A reader somewhat answers the last reader's point:

I think the unfortunate thing about the Dish's coverage on this issue is that you've failed to represent Dennett's (or other "grating" atheists') full arguments justifying their combative approach to religion. Personally, I'm a "grating" atheist because of two deep concerns about the influence of religion in general (i.e., religion as a concept).
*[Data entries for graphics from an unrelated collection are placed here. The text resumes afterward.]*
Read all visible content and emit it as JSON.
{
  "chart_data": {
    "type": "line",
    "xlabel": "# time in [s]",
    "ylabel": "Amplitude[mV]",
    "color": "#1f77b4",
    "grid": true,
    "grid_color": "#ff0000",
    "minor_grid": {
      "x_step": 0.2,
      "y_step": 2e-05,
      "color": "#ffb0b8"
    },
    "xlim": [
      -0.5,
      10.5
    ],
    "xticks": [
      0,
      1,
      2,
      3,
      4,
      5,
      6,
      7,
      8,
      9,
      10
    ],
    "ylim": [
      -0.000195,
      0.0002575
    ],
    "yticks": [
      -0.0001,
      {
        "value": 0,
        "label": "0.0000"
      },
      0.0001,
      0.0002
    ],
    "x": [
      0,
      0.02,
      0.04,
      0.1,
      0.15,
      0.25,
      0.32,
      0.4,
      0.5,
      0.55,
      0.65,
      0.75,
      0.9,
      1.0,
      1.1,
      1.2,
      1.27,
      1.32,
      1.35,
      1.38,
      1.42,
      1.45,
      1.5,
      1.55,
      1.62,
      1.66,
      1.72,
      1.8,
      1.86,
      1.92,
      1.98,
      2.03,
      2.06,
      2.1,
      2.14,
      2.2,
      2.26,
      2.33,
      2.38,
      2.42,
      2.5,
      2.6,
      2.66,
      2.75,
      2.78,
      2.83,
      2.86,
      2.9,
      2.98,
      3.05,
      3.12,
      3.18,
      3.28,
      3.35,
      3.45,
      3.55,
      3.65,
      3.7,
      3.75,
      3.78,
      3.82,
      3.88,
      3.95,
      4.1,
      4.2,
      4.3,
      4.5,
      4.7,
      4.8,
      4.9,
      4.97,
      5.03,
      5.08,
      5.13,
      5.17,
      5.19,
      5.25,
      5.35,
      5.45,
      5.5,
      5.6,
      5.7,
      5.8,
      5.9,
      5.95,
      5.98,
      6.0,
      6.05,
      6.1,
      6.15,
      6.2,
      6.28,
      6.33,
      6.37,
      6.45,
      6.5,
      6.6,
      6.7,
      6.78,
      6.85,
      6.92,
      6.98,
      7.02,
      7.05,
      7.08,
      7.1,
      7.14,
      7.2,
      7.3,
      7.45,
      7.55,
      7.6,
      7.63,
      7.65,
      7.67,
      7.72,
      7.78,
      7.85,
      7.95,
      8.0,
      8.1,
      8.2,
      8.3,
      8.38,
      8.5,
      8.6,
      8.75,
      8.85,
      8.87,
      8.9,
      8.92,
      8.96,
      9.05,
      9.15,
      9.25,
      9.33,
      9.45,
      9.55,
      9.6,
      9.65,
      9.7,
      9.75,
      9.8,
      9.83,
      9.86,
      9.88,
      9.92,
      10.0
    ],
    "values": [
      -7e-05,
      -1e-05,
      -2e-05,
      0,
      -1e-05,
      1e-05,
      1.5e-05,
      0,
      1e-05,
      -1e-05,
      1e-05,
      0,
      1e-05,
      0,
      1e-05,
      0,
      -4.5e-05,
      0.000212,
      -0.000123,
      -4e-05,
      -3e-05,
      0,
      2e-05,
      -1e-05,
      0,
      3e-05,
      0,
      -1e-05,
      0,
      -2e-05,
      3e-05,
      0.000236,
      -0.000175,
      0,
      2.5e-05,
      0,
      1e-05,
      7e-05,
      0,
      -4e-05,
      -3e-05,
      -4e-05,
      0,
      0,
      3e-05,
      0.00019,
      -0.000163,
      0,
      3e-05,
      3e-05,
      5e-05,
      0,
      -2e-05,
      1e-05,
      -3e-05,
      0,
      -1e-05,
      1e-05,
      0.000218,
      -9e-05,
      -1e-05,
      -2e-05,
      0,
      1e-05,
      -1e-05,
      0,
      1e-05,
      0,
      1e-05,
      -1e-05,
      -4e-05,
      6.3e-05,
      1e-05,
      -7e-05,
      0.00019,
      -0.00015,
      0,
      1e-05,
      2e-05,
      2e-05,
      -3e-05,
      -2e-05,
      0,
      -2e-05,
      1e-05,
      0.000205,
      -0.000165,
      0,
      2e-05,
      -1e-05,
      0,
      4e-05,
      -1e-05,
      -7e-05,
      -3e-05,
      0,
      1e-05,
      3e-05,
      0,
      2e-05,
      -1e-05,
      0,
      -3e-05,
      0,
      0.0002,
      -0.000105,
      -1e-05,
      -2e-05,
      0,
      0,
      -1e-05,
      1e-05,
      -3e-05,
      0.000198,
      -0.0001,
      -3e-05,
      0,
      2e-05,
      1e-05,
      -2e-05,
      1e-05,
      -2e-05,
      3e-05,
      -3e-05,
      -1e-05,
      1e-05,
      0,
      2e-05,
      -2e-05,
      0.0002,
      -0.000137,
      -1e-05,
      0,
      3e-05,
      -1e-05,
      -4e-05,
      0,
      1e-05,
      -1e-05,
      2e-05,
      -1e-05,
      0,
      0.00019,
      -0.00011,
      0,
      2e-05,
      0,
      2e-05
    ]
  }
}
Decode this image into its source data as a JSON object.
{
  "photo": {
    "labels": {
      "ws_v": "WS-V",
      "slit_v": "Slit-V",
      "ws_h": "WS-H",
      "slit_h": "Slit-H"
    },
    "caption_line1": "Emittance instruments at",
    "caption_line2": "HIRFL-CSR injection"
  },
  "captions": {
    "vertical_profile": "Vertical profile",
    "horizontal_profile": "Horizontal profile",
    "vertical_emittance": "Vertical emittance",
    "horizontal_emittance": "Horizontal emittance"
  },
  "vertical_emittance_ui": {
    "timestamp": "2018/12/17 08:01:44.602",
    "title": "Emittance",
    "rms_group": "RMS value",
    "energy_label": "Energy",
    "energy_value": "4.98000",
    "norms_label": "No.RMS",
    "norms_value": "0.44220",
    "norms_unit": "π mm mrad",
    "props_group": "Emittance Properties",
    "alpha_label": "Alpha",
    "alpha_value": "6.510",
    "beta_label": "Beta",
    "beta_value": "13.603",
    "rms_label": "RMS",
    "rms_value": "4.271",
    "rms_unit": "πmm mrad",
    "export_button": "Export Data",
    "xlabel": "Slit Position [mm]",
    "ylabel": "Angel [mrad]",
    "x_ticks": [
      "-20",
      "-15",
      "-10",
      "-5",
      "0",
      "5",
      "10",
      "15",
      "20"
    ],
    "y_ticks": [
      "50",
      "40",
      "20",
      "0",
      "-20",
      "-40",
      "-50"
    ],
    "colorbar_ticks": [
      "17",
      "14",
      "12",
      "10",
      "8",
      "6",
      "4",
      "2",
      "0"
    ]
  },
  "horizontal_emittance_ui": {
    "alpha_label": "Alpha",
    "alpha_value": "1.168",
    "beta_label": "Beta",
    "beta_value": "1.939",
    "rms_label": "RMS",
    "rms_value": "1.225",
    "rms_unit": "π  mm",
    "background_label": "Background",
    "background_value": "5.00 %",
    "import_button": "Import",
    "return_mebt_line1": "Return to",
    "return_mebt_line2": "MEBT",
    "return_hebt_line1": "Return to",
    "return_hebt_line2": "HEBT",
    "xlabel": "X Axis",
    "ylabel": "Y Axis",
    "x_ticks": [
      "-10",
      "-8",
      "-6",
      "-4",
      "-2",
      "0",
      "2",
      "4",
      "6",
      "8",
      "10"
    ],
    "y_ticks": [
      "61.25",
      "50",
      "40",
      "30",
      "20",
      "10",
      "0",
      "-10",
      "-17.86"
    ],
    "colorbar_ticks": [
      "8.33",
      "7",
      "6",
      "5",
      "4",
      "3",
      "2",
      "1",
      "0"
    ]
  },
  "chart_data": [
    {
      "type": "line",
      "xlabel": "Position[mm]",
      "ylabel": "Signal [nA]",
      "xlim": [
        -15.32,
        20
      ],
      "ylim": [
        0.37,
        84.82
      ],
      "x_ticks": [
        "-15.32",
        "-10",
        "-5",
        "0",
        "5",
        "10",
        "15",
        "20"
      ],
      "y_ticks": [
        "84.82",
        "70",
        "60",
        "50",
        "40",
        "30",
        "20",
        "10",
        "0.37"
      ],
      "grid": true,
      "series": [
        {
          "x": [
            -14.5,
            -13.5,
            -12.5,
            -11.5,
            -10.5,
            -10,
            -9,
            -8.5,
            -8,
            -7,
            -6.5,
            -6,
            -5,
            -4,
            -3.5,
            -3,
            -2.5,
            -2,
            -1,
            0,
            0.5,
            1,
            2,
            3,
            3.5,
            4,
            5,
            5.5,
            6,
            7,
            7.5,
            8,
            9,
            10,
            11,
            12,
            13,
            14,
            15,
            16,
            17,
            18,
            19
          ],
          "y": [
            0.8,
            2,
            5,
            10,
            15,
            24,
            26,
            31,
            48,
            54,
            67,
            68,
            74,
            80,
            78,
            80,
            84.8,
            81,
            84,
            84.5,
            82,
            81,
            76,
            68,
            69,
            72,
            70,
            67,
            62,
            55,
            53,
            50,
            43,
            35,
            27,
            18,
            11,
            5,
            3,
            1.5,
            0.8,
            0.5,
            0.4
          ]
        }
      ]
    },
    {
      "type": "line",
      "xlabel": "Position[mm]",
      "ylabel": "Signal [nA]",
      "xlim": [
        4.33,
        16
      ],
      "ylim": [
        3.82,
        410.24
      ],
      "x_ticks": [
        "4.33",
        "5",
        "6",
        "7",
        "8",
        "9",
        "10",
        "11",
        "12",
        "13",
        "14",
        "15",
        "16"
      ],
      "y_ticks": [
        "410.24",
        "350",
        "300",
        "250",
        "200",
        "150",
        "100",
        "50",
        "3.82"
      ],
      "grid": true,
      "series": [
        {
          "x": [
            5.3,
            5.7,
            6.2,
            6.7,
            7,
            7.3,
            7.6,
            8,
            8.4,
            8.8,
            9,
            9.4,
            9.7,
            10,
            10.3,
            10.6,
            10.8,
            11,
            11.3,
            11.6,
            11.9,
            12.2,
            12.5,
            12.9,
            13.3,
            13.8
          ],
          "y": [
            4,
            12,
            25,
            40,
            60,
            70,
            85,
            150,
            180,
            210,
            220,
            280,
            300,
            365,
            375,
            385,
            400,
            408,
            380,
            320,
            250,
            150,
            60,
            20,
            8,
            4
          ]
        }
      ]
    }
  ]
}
First, the vast majority of religious people inculcate (or to put it another way, brainwash) their intellectually defenseless children with their own beliefs, demanding that the little ones believe these often ridiculous things to be true with no logical or empirical evidence, which I am convinced undermines children's development of logic and critical thinking.



Secondly, and more concretely, religion is the most pernicious cudgel influencing policy.  Because religious beliefs (e.g., homosexuality is bad) are not held on account of logic or evidence (and perhaps also because of the way religion has influenced adherents' critical thinking skills), it is impossible for us to argue against them, yet their consequences affect us all.  Religion warps the policy sphere by determining how people vote and shaping the media dialogue, since a great number if not the majority of sincerely religious people seem openly unwilling to concede that their own supernatural beliefs should not be imposed upon the electorate in general.  The marriage equality debate is a perfect example of this, since all non-religious arguments (i.e., the ones not revolving around the word "sacred,") that I have heard against it are thoroughly specious.  We can also reference the nakedly religion-based support for the Bush administration displayed by huge numbers of the Republican base, and ongoing local school board revolutions intended to place ill-disguised creationist dogma into the public school science curriculum.  Meanwhile, pandering to the religious crowd in policy debate merely reinforces their own biases (and reasserts their entitlement to a national audience) and hence does not usually result in any constructive compromise.

Thus, it is not merely that we atheists disapprove of people being religious because we like to chide them for not yet discarding that "crutch"...  it's that we feel the violent political force of religion shaping our laws and leadership on a daily basis, while a new legion of young zealots is being indoctrinated with every generation.

This is an important point, but, in my opinion, whether religion is a net good or bad is much less obvious than this reader believes.